En este sentido el impulso nacional de estas disciplinas va a ser decisivo, a lo largo del siglo XIX, al servicio de las naciones (ancilla patriae), hasta el punto de que su institucionalización académica y facultativa de la Geografía, la Historia, Etnología, la Arqueología, la Lingüística y Filología, el Derecho histórico, etc, se va a producir a partir de este momento, que viene marcado, además, en esa búsqueda (justificación) de las raíces nacionales, por el romanticismo literario y artístico en general, con su recuperación o más bien recreación de la literatura popular, sobre todo heroica, de raíz medieval. O mejor, será este proceso de nacionalización e industrialización (este ser social) el que determine la conciencia nacional del romanticismo literario y artístico.

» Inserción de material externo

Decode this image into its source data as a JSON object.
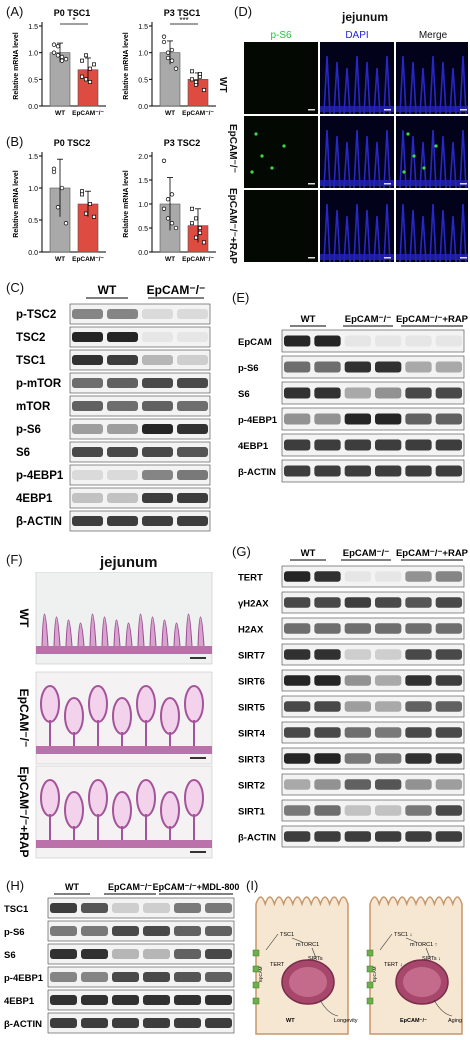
{
  "panels": {
    "A": "(A)",
    "B": "(B)",
    "C": "(C)",
    "D": "(D)",
    "E": "(E)",
    "F": "(F)",
    "G": "(G)",
    "H": "(H)",
    "I": "(I)"
  },
  "charts": {
    "p0tsc1": {
      "title": "P0 TSC1",
      "ylabel": "Relative mRNA level",
      "sig": "*",
      "ticks": [
        "0.0",
        "0.5",
        "1.0",
        "1.5"
      ],
      "cats": [
        "WT",
        "EpCAM⁻/⁻"
      ]
    },
    "p3tsc1": {
      "title": "P3 TSC1",
      "ylabel": "Relative mRNA level",
      "sig": "***",
      "ticks": [
        "0.0",
        "0.5",
        "1.0",
        "1.5"
      ],
      "cats": [
        "WT",
        "EpCAM⁻/⁻"
      ]
    },
    "p0tsc2": {
      "title": "P0 TSC2",
      "ylabel": "Relative mRNA level",
      "ticks": [
        "0.0",
        "0.5",
        "1.0",
        "1.5"
      ],
      "cats": [
        "WT",
        "EpCAM⁻/⁻"
      ]
    },
    "p3tsc2": {
      "title": "P3 TSC2",
      "ylabel": "Relative mRNA level",
      "ticks": [
        "0.0",
        "0.5",
        "1.0",
        "1.5",
        "2.0"
      ],
      "cats": [
        "WT",
        "EpCAM⁻/⁻"
      ]
    }
  },
  "chart_data": [
    {
      "type": "bar",
      "title": "P0 TSC1",
      "ylabel": "Relative mRNA level",
      "categories": [
        "WT",
        "EpCAM-/-"
      ],
      "values": [
        1.0,
        0.68
      ],
      "ylim": [
        0,
        1.5
      ]
    },
    {
      "type": "bar",
      "title": "P3 TSC1",
      "ylabel": "Relative mRNA level",
      "categories": [
        "WT",
        "EpCAM-/-"
      ],
      "values": [
        1.0,
        0.5
      ],
      "ylim": [
        0,
        1.5
      ]
    },
    {
      "type": "bar",
      "title": "P0 TSC2",
      "ylabel": "Relative mRNA level",
      "categories": [
        "WT",
        "EpCAM-/-"
      ],
      "values": [
        1.0,
        0.75
      ],
      "ylim": [
        0,
        1.5
      ]
    },
    {
      "type": "bar",
      "title": "P3 TSC2",
      "ylabel": "Relative mRNA level",
      "categories": [
        "WT",
        "EpCAM-/-"
      ],
      "values": [
        1.0,
        0.55
      ],
      "ylim": [
        0,
        2.0
      ]
    }
  ],
  "D": {
    "title": "jejunum",
    "cols": [
      "p-S6",
      "DAPI",
      "Merge"
    ],
    "col_colors": [
      "#27c23a",
      "#2525d8",
      "#111111"
    ],
    "rows": [
      "WT",
      "EpCAM⁻/⁻",
      "EpCAM⁻/⁻+RAP"
    ]
  },
  "C": {
    "groups": [
      "WT",
      "EpCAM⁻/⁻"
    ],
    "rows": [
      "p-TSC2",
      "TSC2",
      "TSC1",
      "p-mTOR",
      "mTOR",
      "p-S6",
      "S6",
      "p-4EBP1",
      "4EBP1",
      "β-ACTIN"
    ]
  },
  "E": {
    "groups": [
      "WT",
      "EpCAM⁻/⁻",
      "EpCAM⁻/⁻+RAP"
    ],
    "rows": [
      "EpCAM",
      "p-S6",
      "S6",
      "p-4EBP1",
      "4EBP1",
      "β-ACTIN"
    ]
  },
  "F": {
    "title": "jejunum",
    "rows": [
      "WT",
      "EpCAM⁻/⁻",
      "EpCAM⁻/⁻+RAP"
    ]
  },
  "G": {
    "groups": [
      "WT",
      "EpCAM⁻/⁻",
      "EpCAM⁻/⁻+RAP"
    ],
    "rows": [
      "TERT",
      "γH2AX",
      "H2AX",
      "SIRT7",
      "SIRT6",
      "SIRT5",
      "SIRT4",
      "SIRT3",
      "SIRT2",
      "SIRT1",
      "β-ACTIN"
    ]
  },
  "H": {
    "groups": [
      "WT",
      "EpCAM⁻/⁻",
      "EpCAM⁻/⁻+MDL-800"
    ],
    "rows": [
      "TSC1",
      "p-S6",
      "S6",
      "p-4EBP1",
      "4EBP1",
      "β-ACTIN"
    ]
  },
  "I": {
    "left": {
      "membrane": "EpCAM",
      "tsc1": "TSC1",
      "mtorc1": "mTORC1",
      "tert": "TERT",
      "sirts": "SIRTs",
      "cell": "WT",
      "outcome": "Longevity"
    },
    "right": {
      "membrane": "EpCAM",
      "tsc1": "TSC1 ↓",
      "mtorc1": "mTORC1 ↑",
      "tert": "TERT ↓",
      "sirts": "SIRTs ↓",
      "cell": "EpCAM⁻/⁻",
      "outcome": "Aging"
    }
  }
}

Sea como fuera, esa identidad «nacional» que busca la «justificación» de su patrimonialización territorial la encontrará, sobre todo, en los momentos de repliegue, y en el límite «caída», de los imperios tradicionales, produciéndose así el «descubrimiento» arqueológico de los pueblos prerromanos (galos o celtas, germanos, sajones, magiares), con su «prolongación» medieval, como base ancestral tradicional de ese patrimonio propio de las naciones contemporáneas, marginando en este sentido los cánones clásicos universales en favor de la singularidad romántica de los «caracteres nacionales» (es el triunfo de Herder frente a Winckelmann), incluyendo las versiones más exaltadas de los mismos (jingoismo, chauvinismo, boulengerismo, nazismo).

En resolución, y al margen de cómo se desarrollen, ambos momentos, tecnológico y nematológico, son pues fundamentales, constitutivos, en la formación de las naciones contemporáneas; España entre ellas.